Fascinating insights from recent anthropological research reveal that the simple act of paying is far more complex than we imagine. No longer just a means to settle a debt, ‘how to pay’ has evolved into its own *commodified product*, often becoming more valuable to businesses than the goods purchased themselves. The multitude of payment options available today, from contactless cards to mobile wallets and QR codes, are subtly marketed as distinct experiences, promising faster service, less hassle, and future rewards, leveraging sensory elements like the crisp sound of a card tap or the haptic buzz from a smartwatch.
This transformation signifies an ‘affective turn’ in payment commodification, where the sensorial, emotional, and relational elements of paying are transformed into marketable commodities. Emotions like trust, anxiety, and satisfaction are not merely personal experiences but are deliberately harnessed and leveraged as exchangeable assets within broader capitalist frameworks, becoming integral to profit production and extraction. In essence, companies are now designing and marketing the act of paying itself, not just what we buy, with consumers choosing methods that reflect their preferences for convenience, security, identity expression, and personal values.

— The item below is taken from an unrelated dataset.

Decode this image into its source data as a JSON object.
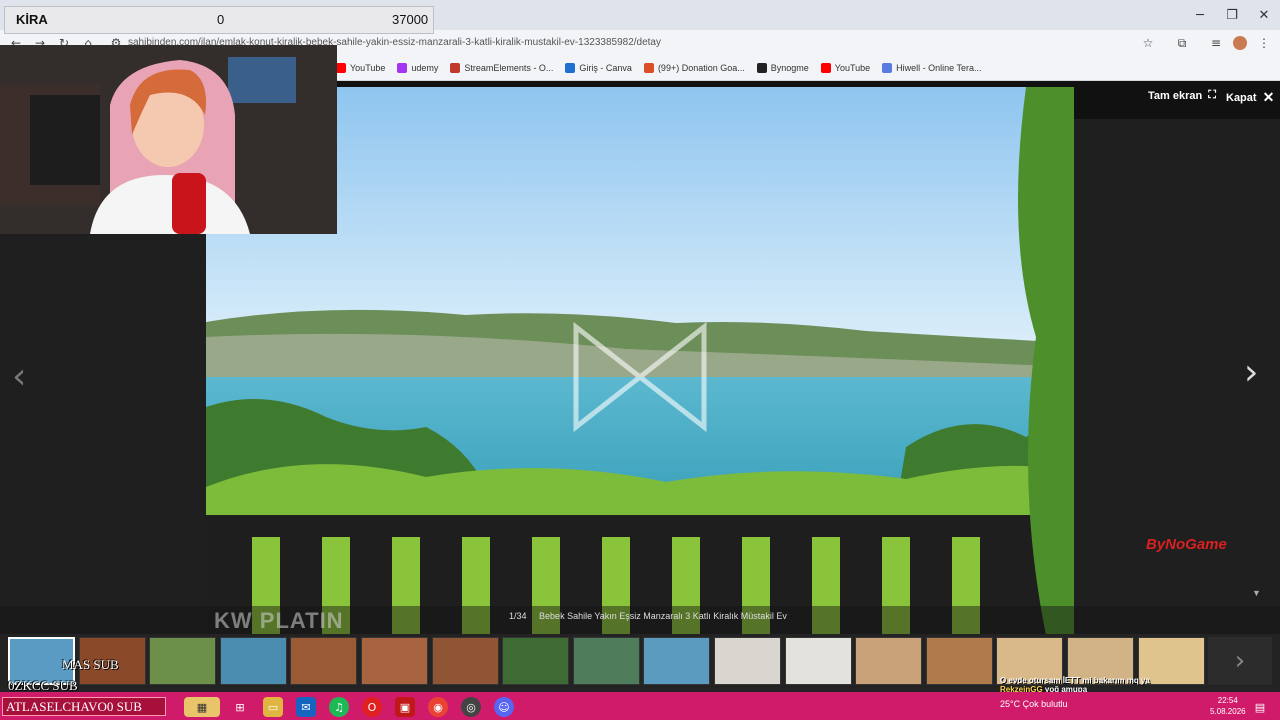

New forms of capitalism are emerging in this digital payment arena. For instance, Kenya’s M-Pesa has become a deeply embedded cultural norm, even verbifying the act of mobile payment. Its profitability extends beyond transaction fees, as the platform leverages user data to cultivate affective states like trust and loyalty, thus becoming an engine of profit, exposing underlying power asymmetries and neo-colonial structures. Conversely, in Jamaica, the Central Bank Digital Currency (CBDC) Jam-Dex faces significant resistance, with some interpretations linking it to the ‘Mark of the Beast,’ revealing deep-seated religious anxieties and historical mistrust towards financial systems and state authority.
These diverse examples underscore that payments are not just technological innovations but dynamic cultural performances imbued with social and cultural meaning, reflecting complex networks of trust, obligation, and social relationships. They help construct and negotiate social identities, as seen in the cryptocurrency space where choosing certain tokens reinforces community belonging. Furthermore, payment infrastructures carry political and geopolitical implications, embodying desires for national modernization and shaping national identity, as exemplified by how Safaricom integrates corporate branding with Kenyan iconography.
This calls for a deeper anthropological engagement with payments, understanding them as moments where individuals negotiate social positions, express desires, form or sever relationships, and engage with broader regimes of value. The article by Camilla Carabini and Dr. Joy Malala, “Payments as performances: The affective turn in the commodification of value,” urges us to explore how our everyday acts of paying are profoundly intertwined with global economic processes and shape our lived experiences.